Муторную тишину я нарушаю почти сразу и тут же жалею о сказанном:

— Почему отец Ариана не отдал вместо вас наречённому вам жениху другую женщину?

— Он отдал, конечно, мою троюродную сестру, ей через год приходил брачный возраст. Но меня он получил благодаря своему положению, а я была оптимальной данью для погашения конфликта: моя семья в нём сильнее всех виновата, я на выданье, с точки зрения потомства более всего подходила жениху: у нас не было родственников в ближнем колене, в отличие от той же троюродной сестры. А любовь для судьи — не оправдание, она в законы не входит.

— Что, князь совсем не может использовать силу для себя? Защитить себя, семью?
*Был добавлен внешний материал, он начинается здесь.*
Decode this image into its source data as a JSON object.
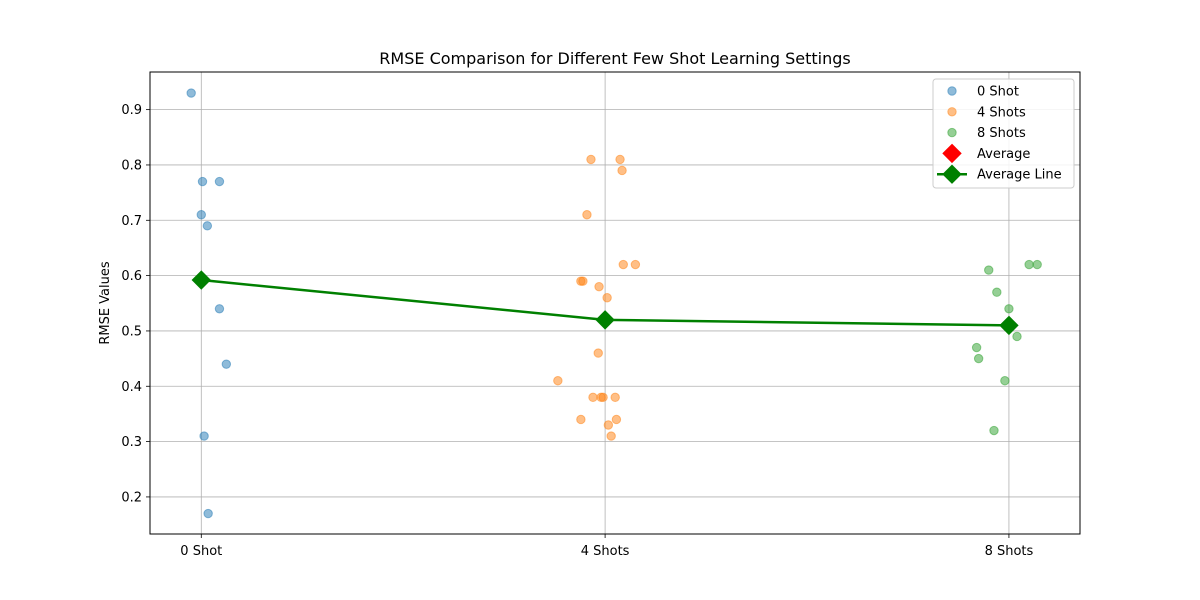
{
  "chart_data": {
    "type": "scatter",
    "title": "RMSE Comparison for Different Few Shot Learning Settings",
    "xlabel": "",
    "ylabel": "RMSE Values",
    "categories": [
      "0 Shot",
      "4 Shots",
      "8 Shots"
    ],
    "ylim": [
      0.133,
      0.968
    ],
    "yticks": [
      0.2,
      0.3,
      0.4,
      0.5,
      0.6,
      0.7,
      0.8,
      0.9
    ],
    "ytick_labels": [
      "0.2",
      "0.3",
      "0.4",
      "0.5",
      "0.6",
      "0.7",
      "0.8",
      "0.9"
    ],
    "grid": true,
    "legend_position": "top-right",
    "series": [
      {
        "name": "0 Shot",
        "color": "#1f77b4",
        "points": [
          {
            "x": -0.025,
            "y": 0.93
          },
          {
            "x": 0.003,
            "y": 0.77
          },
          {
            "x": 0.045,
            "y": 0.77
          },
          {
            "x": 0.0,
            "y": 0.71
          },
          {
            "x": 0.015,
            "y": 0.69
          },
          {
            "x": 0.045,
            "y": 0.54
          },
          {
            "x": 0.062,
            "y": 0.44
          },
          {
            "x": 0.007,
            "y": 0.31
          },
          {
            "x": 0.017,
            "y": 0.17
          }
        ]
      },
      {
        "name": "4 Shots",
        "color": "#ff7f0e",
        "points": [
          {
            "x": 0.965,
            "y": 0.81
          },
          {
            "x": 1.037,
            "y": 0.81
          },
          {
            "x": 1.042,
            "y": 0.79
          },
          {
            "x": 0.955,
            "y": 0.71
          },
          {
            "x": 1.045,
            "y": 0.62
          },
          {
            "x": 1.075,
            "y": 0.62
          },
          {
            "x": 0.94,
            "y": 0.59
          },
          {
            "x": 0.945,
            "y": 0.59
          },
          {
            "x": 0.985,
            "y": 0.58
          },
          {
            "x": 1.005,
            "y": 0.56
          },
          {
            "x": 0.983,
            "y": 0.46
          },
          {
            "x": 0.883,
            "y": 0.41
          },
          {
            "x": 0.97,
            "y": 0.38
          },
          {
            "x": 0.99,
            "y": 0.38
          },
          {
            "x": 0.995,
            "y": 0.38
          },
          {
            "x": 1.025,
            "y": 0.38
          },
          {
            "x": 0.94,
            "y": 0.34
          },
          {
            "x": 1.028,
            "y": 0.34
          },
          {
            "x": 1.008,
            "y": 0.33
          },
          {
            "x": 1.015,
            "y": 0.31
          }
        ]
      },
      {
        "name": "8 Shots",
        "color": "#2ca02c",
        "points": [
          {
            "x": 1.95,
            "y": 0.61
          },
          {
            "x": 2.05,
            "y": 0.62
          },
          {
            "x": 2.07,
            "y": 0.62
          },
          {
            "x": 1.97,
            "y": 0.57
          },
          {
            "x": 2.0,
            "y": 0.54
          },
          {
            "x": 2.02,
            "y": 0.49
          },
          {
            "x": 1.92,
            "y": 0.47
          },
          {
            "x": 1.925,
            "y": 0.45
          },
          {
            "x": 1.99,
            "y": 0.41
          },
          {
            "x": 1.963,
            "y": 0.32
          }
        ]
      }
    ],
    "average": {
      "name": "Average",
      "color": "#ff0000",
      "values": [
        0.592,
        0.52,
        0.51
      ]
    },
    "average_line": {
      "name": "Average Line",
      "color": "#008000",
      "values": [
        0.592,
        0.52,
        0.51
      ]
    }
  }
}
— Защитить, конечно, может, в этом полномочия широчайшие. Но вне законов и правил взять принадлежащее стаям — нет.

— Понятно…

Тошно и нервно. Шуршит разматываемая шерсть. Похоже, много работы Катя задала, пустив на склад моль.

— Почему вы сами этим занимаетесь? — киваю на клубки. — Разве девочки не помогают?

— Эту шерсть я должна остричь и выпрясть сама. — Велислава откладывает освободившееся веретено.

— Но почему?

— Некоторые вещи нужно делать самой, даже если трудно и нельзя просить поддержки, даже если кажется, что это невозможно, потому что только тогда они будут иметь нужный вес.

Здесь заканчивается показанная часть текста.